Personalized medicine may have just been brought one step closer to reality, thanks to the development of a new, ultra-sensitive biosensor. Researchers at the Purdue University, in the United States, say that the device could also be used to detect the earliest stages of cancer.According to its developers, the biosensor is several hundred times more sensitive than any other device in its class, primarily because it combines two different types of sensors into a single instrument.
Purdue University professor of electrical and computer engineering, Muhammad A. Alam, was the leader of the group that developed the instrument. Details of its construction were published in the May 14 issue of the esteemed journal Proceedings of the National Academy of Sciences (PNAS).
Authors include Ankit Jain, a Purdue graduate student, and Pradeep R. Nair, a former PhD student at the university who now holds an appointment as a faculty member at the Indian Institute of Technology, in Bombay.

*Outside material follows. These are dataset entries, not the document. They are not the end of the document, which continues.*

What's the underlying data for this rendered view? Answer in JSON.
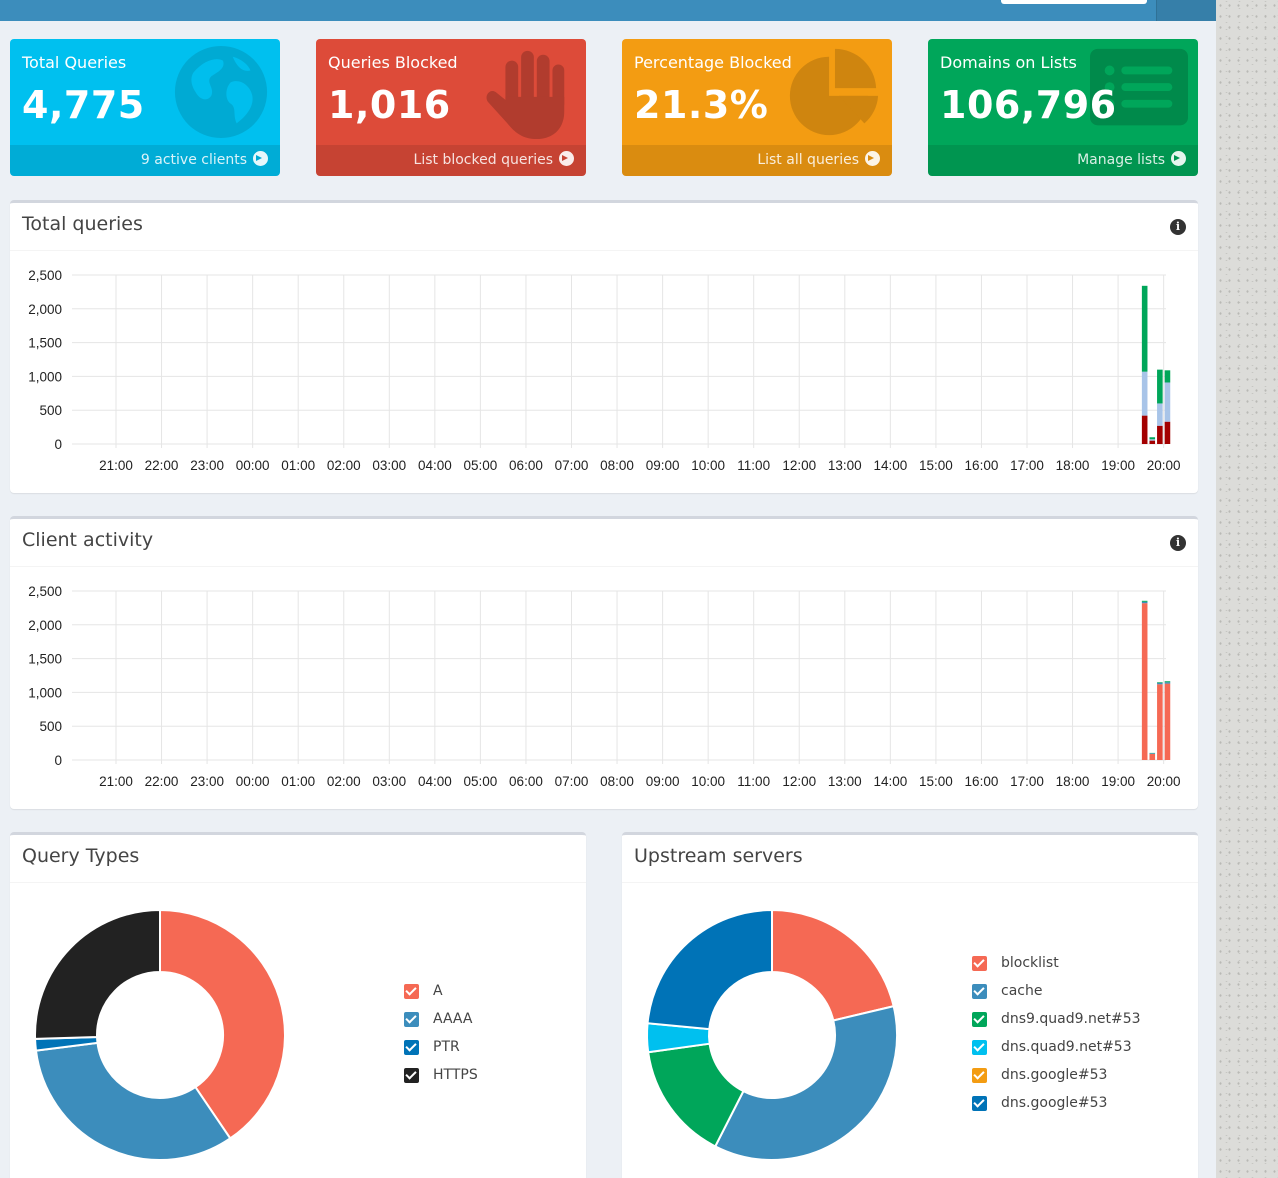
{
  "colors": {
    "aqua": "#00c0ef",
    "red": "#dd4b39",
    "yellow": "#f39c12",
    "green": "#00a65a",
    "navbar": "#3c8dbc"
  },
  "stats": [
    {
      "title": "Total Queries",
      "value": "4,775",
      "footer": "9 active clients",
      "icon": "globe-icon"
    },
    {
      "title": "Queries Blocked",
      "value": "1,016",
      "footer": "List blocked queries",
      "icon": "hand-icon"
    },
    {
      "title": "Percentage Blocked",
      "value": "21.3%",
      "footer": "List all queries",
      "icon": "pie-chart-icon"
    },
    {
      "title": "Domains on Lists",
      "value": "106,796",
      "footer": "Manage lists",
      "icon": "list-icon"
    }
  ],
  "panels": {
    "total_queries": {
      "title": "Total queries"
    },
    "client_activity": {
      "title": "Client activity"
    },
    "query_types": {
      "title": "Query Types"
    },
    "upstream_servers": {
      "title": "Upstream servers"
    }
  },
  "chart_data": [
    {
      "type": "bar",
      "id": "total-queries",
      "stacked": true,
      "categories": [
        "19:30",
        "19:40",
        "19:50",
        "20:00"
      ],
      "series": [
        {
          "color": "#a30000",
          "values": [
            420,
            50,
            270,
            330
          ]
        },
        {
          "color": "#a8c4e8",
          "values": [
            650,
            20,
            330,
            580
          ]
        },
        {
          "color": "#00a65a",
          "values": [
            1270,
            30,
            500,
            180
          ]
        }
      ],
      "x_ticks": [
        "21:00",
        "22:00",
        "23:00",
        "00:00",
        "01:00",
        "02:00",
        "03:00",
        "04:00",
        "05:00",
        "06:00",
        "07:00",
        "08:00",
        "09:00",
        "10:00",
        "11:00",
        "12:00",
        "13:00",
        "14:00",
        "15:00",
        "16:00",
        "17:00",
        "18:00",
        "19:00",
        "20:00"
      ],
      "y_ticks": [
        "2,500",
        "2,000",
        "1,500",
        "1,000",
        "500",
        "0"
      ],
      "ylim": [
        0,
        2500
      ],
      "grid": true
    },
    {
      "type": "bar",
      "id": "client-activity",
      "stacked": true,
      "categories": [
        "19:30",
        "19:40",
        "19:50",
        "20:00"
      ],
      "series": [
        {
          "color": "#f56954",
          "values": [
            2320,
            90,
            1120,
            1130
          ]
        },
        {
          "color": "#3c8dbc",
          "values": [
            20,
            10,
            20,
            20
          ]
        },
        {
          "color": "#00a65a",
          "values": [
            15,
            5,
            10,
            15
          ]
        }
      ],
      "x_ticks": [
        "21:00",
        "22:00",
        "23:00",
        "00:00",
        "01:00",
        "02:00",
        "03:00",
        "04:00",
        "05:00",
        "06:00",
        "07:00",
        "08:00",
        "09:00",
        "10:00",
        "11:00",
        "12:00",
        "13:00",
        "14:00",
        "15:00",
        "16:00",
        "17:00",
        "18:00",
        "19:00",
        "20:00"
      ],
      "y_ticks": [
        "2,500",
        "2,000",
        "1,500",
        "1,000",
        "500",
        "0"
      ],
      "ylim": [
        0,
        2500
      ],
      "grid": true
    },
    {
      "type": "pie",
      "id": "query-types",
      "donut": true,
      "labels": [
        "A",
        "AAAA",
        "PTR",
        "HTTPS"
      ],
      "values": [
        40.5,
        32.5,
        1.5,
        25.5
      ],
      "colors": [
        "#f56954",
        "#3c8dbc",
        "#0073b7",
        "#222222"
      ],
      "legend_position": "right"
    },
    {
      "type": "pie",
      "id": "upstream-servers",
      "donut": true,
      "labels": [
        "blocklist",
        "cache",
        "dns9.quad9.net#53",
        "dns.quad9.net#53",
        "dns.google#53",
        "dns.google#53"
      ],
      "values": [
        21.3,
        36.2,
        15.3,
        3.7,
        0.0,
        23.5
      ],
      "colors": [
        "#f56954",
        "#3c8dbc",
        "#00a65a",
        "#00c0ef",
        "#f39c12",
        "#0073b7"
      ],
      "legend_position": "right"
    }
  ]
}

The new device is called the Flexure-FET biosensor. Its main components are a mechanical and an electrical sensor. The former detects molecules based on either their mass or their size, while the latter identifies them by their electrical charge.
This means that the biosensor can detect both charged and neutral biomolecules, a feat that considerably extends its range of potential uses. “Individually, both of these types of biosensors have limited sensitivity, but when you combine the two you get something that is better than either,” Alam says.

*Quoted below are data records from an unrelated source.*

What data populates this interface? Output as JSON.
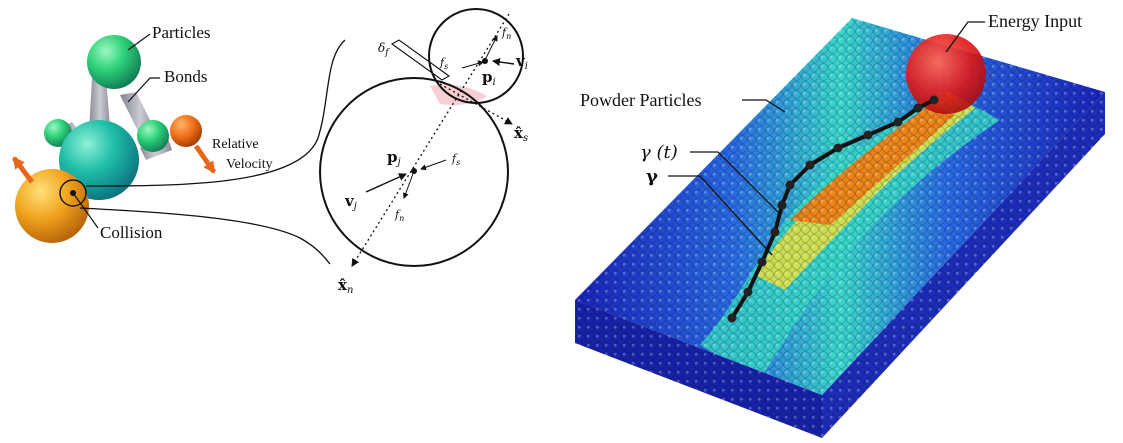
{
  "colors": {
    "particle_green": "#2fd27a",
    "particle_teal": "#1fbfa8",
    "particle_orange": "#f0a31c",
    "relative_velocity_ball": "#ee6a14",
    "arrow_orange": "#e8651a",
    "bond_gray": "#9a9aa6",
    "energy_input": "#e01818",
    "powder_low": "#1d2fd0",
    "powder_mid": "#3ad7c8",
    "powder_high": "#f07a10",
    "contact_overlap": "#f6c9cf",
    "path_black": "#111111"
  },
  "left_panel": {
    "label_particles": "Particles",
    "label_bonds": "Bonds",
    "label_relative_velocity_1": "Relative",
    "label_relative_velocity_2": "Velocity",
    "label_collision": "Collision"
  },
  "middle_panel": {
    "label_delta": "δ",
    "label_delta_sub": "f",
    "label_fn_top": "f",
    "label_fn_top_sub": "n",
    "label_fs_top": "f",
    "label_fs_top_sub": "s",
    "label_vi": "v",
    "label_vi_sub": "i",
    "label_pi": "p",
    "label_pi_sub": "i",
    "label_xs": "x̂",
    "label_xs_sub": "s",
    "label_pj": "p",
    "label_pj_sub": "j",
    "label_fs_bottom": "f",
    "label_fs_bottom_sub": "s",
    "label_vj": "v",
    "label_vj_sub": "j",
    "label_fn_bottom": "f",
    "label_fn_bottom_sub": "n",
    "label_xn": "x̂",
    "label_xn_sub": "n"
  },
  "right_panel": {
    "label_energy_input": "Energy Input",
    "label_powder_particles": "Powder Particles",
    "label_gamma_t": "γ (t)",
    "label_gamma": "γ"
  }
}
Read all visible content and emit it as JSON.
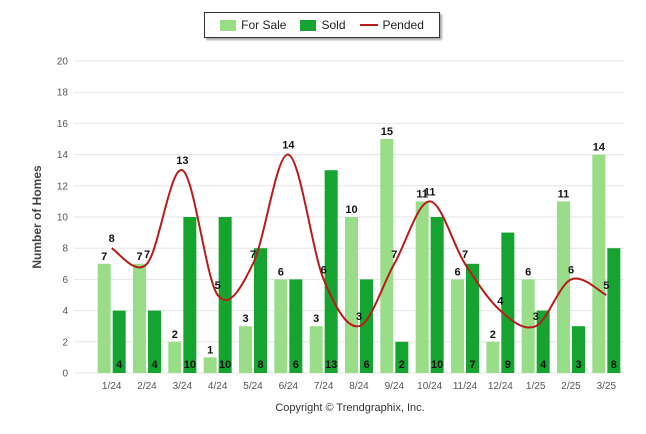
{
  "colors": {
    "for_sale": "#99dd88",
    "sold": "#16a431",
    "pended": "#b71c1c",
    "grid": "#e6e6e6",
    "axis_text": "#555555"
  },
  "credit": "Copyright © Trendgraphix, Inc.",
  "chart_data": {
    "type": "bar",
    "ylabel": "Number of Homes",
    "xlabel": "",
    "ylim": [
      0,
      20
    ],
    "yticks": [
      0,
      2,
      4,
      6,
      8,
      10,
      12,
      14,
      16,
      18,
      20
    ],
    "categories": [
      "1/24",
      "2/24",
      "3/24",
      "4/24",
      "5/24",
      "6/24",
      "7/24",
      "8/24",
      "9/24",
      "10/24",
      "11/24",
      "12/24",
      "1/25",
      "2/25",
      "3/25"
    ],
    "series": [
      {
        "name": "For Sale",
        "kind": "bar",
        "values": [
          7,
          7,
          2,
          1,
          3,
          6,
          3,
          10,
          15,
          11,
          6,
          2,
          6,
          11,
          14
        ]
      },
      {
        "name": "Sold",
        "kind": "bar",
        "values": [
          4,
          4,
          10,
          10,
          8,
          6,
          13,
          6,
          2,
          10,
          7,
          9,
          4,
          3,
          8
        ]
      },
      {
        "name": "Pended",
        "kind": "line",
        "values": [
          8,
          7,
          13,
          5,
          7,
          14,
          6,
          3,
          7,
          11,
          7,
          4,
          3,
          6,
          5
        ]
      }
    ],
    "legend_position": "top-center",
    "grid": true
  }
}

In personalized medicine, the new instrument could be used to create inventories of each patient's proteins and DNA, making it easier for doctors to prescribe effective treatments, as well as monitor how each individual is progressing.
The research was sponsored by the US Department of Defense (DOD), the Department of Energy, the National Institutes of Health-PRISM center at Purdue and the Semiconductor Research Consortium, at the Massachusetts Institute of Technology, in Cambridge.
The Purdue team now plans to develop its device even further, after submitting a patent request for the Flexure-FET biosensor.